The other half is the money side. Although I developed Thoughtex mostly for fun, and released it for free, I had an idea of how to commercialize it by building in contextual advertising. The idea was this – as you’re making a mind-map Thoughtex shows you links to various kinds of related things: web pages, images, books, files on your local file-system etc. If you see a book that interests you, and you buy it from Amazon I make a few dollars. After all, I reasoned, you’re clearly interested in a particular topic because you’re creating a mind map about it. Surely a few people will click on those book links and buy books? It seemed like a cool way to monetize software – users would be served useful contextual ads, and I could grow filthy* rich in the process. Also it removed a significant barrier to end-users trying out a piece of software. They wouldn’t have to go through the rigmarole of paying for it, and I wouldn’t have to worry about collecting the money, which would be surely coming in vast amounts. No more nagware or trial versions that expire after 30 days or only let you create a really simple file or whatever. Just pure software development and revenue.
Except it didn’t work.
I should have seen the writing on the wall. I showed the app to several people, mostly developers with a bit of a commercial bend to them. All of them said I should charge money for it. The whole “perceived value” thing. “You can always lower the price later” they said. I wanted to give this alternate model a try. Certainly lots of web-sites are created to be funded by Google AdSense# revenue, but I hadn’t seen this done many times with software.
Sometimes, when everyone says you’re wrong you’re not a mogul or a visionary, you’re just wrong
Since Thoughtex went live I’ve earned exactly 66 cents from its contextual advertising, from exactly one sale of a Logitech Attack3 Joystick.
If you bought that Joystick through Thoughtex I’d love to send you a thankyou card, but at this point I probably can’t afford to.

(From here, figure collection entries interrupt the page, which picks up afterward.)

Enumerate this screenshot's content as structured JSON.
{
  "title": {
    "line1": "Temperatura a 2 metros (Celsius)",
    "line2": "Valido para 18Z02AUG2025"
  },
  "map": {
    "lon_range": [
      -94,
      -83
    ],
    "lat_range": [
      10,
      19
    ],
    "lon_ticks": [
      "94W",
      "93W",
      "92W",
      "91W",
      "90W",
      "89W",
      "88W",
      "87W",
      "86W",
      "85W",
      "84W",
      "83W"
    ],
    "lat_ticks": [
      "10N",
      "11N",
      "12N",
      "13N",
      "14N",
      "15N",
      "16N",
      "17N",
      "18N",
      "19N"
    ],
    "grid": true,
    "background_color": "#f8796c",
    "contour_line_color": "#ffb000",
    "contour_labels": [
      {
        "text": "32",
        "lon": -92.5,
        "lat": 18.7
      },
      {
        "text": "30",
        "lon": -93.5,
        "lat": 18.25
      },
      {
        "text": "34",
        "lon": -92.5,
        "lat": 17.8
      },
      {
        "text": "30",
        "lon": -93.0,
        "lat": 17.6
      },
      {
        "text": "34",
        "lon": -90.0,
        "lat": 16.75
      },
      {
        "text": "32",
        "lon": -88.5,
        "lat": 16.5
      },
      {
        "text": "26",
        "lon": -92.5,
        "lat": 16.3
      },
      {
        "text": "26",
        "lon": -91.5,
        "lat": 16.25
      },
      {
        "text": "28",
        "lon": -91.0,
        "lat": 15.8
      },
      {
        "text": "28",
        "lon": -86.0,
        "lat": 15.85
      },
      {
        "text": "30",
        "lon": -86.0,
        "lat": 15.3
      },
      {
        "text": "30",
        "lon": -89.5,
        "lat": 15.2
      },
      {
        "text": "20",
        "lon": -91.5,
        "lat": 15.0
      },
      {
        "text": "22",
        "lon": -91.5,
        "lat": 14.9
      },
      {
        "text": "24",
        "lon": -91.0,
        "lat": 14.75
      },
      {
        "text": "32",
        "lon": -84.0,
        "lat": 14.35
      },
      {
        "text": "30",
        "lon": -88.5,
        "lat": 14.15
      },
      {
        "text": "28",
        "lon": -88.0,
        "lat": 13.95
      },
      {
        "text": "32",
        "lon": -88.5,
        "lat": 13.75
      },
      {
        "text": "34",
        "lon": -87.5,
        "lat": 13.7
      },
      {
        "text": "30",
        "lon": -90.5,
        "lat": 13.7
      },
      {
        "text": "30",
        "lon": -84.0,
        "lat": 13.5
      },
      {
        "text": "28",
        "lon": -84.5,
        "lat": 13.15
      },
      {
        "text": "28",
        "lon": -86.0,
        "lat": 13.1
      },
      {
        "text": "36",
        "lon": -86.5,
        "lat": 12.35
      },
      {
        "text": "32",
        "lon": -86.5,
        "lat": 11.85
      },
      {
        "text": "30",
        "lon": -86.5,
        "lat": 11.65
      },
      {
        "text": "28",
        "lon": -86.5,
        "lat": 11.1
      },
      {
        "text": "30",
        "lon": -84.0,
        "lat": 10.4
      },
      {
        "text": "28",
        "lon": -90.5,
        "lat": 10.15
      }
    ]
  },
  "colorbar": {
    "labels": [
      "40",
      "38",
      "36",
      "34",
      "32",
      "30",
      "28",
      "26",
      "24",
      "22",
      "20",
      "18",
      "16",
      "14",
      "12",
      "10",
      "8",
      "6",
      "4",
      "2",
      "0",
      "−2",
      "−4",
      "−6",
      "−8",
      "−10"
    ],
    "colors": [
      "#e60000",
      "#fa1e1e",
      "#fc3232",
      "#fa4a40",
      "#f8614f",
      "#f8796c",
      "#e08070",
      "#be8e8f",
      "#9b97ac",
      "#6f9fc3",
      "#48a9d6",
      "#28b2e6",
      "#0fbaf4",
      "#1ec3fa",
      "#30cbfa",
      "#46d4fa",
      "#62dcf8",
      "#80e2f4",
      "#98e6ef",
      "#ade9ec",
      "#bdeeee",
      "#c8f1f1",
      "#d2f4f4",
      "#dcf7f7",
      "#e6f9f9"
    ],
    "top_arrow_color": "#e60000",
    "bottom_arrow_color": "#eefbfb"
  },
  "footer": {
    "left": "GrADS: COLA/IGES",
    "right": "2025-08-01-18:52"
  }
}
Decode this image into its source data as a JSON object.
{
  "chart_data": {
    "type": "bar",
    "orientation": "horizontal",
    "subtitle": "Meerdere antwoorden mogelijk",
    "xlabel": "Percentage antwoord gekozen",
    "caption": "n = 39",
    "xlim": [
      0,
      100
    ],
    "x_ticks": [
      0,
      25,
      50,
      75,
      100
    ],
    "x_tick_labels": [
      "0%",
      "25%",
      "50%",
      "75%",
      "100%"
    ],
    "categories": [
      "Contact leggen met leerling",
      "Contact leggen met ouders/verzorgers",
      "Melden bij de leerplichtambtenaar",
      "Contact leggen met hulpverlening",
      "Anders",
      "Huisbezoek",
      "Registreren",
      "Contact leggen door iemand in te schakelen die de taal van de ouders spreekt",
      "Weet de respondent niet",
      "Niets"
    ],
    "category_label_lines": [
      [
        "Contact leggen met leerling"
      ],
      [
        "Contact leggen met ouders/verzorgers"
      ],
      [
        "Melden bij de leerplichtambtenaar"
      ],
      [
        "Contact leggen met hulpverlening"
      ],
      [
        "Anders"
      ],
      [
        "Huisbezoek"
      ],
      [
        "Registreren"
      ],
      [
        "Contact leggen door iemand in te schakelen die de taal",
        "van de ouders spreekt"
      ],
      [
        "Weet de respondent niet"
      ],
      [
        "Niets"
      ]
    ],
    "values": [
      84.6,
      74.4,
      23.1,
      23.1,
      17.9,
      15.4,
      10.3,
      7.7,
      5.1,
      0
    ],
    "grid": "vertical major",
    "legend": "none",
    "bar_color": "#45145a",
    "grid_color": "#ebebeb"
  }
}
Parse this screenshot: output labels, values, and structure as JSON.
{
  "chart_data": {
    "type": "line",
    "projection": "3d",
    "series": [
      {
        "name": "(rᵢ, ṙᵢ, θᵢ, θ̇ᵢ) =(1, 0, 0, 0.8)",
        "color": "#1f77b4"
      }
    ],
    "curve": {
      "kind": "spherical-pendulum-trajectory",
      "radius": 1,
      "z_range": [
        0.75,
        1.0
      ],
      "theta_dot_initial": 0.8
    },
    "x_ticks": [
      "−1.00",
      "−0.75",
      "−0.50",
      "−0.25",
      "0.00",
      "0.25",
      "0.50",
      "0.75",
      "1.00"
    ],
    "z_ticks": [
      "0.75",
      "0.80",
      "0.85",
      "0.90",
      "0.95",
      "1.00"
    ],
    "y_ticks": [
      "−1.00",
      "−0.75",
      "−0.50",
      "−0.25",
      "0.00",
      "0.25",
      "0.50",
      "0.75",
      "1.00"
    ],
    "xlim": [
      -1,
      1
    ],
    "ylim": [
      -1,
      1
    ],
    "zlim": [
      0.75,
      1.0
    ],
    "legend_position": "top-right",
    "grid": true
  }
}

Based on my domain registration costs and hosting costs, and the time I estimate I have spent on it (roughly 100 hours) I’ve lost about 24 cents every hour I’ve been working on it. Development on Thoughtex and feature planning continues. The dreams of earning a small income from the advertising revenue were only a fun sideline to the joys of the main event - trying out cool stuff with WPF. Who knows – some small tweaks to the UI could make “clicking on books” more attractive, which could lead to more sales, but at this stage I’ve told my wife that unless there is a dramatic change in the mind-mapping industry I won’t be going into early retirement. I’d love to hear of other people who have tried this model to fund their application development, and also to act as a cautionary tale to others who might be contemplating the same thing.
* For very small values of filthy rich.
#AdSense can’t be used in rich-client applications. It violates the Terms of Service. Opera came to some kind of special arrangement.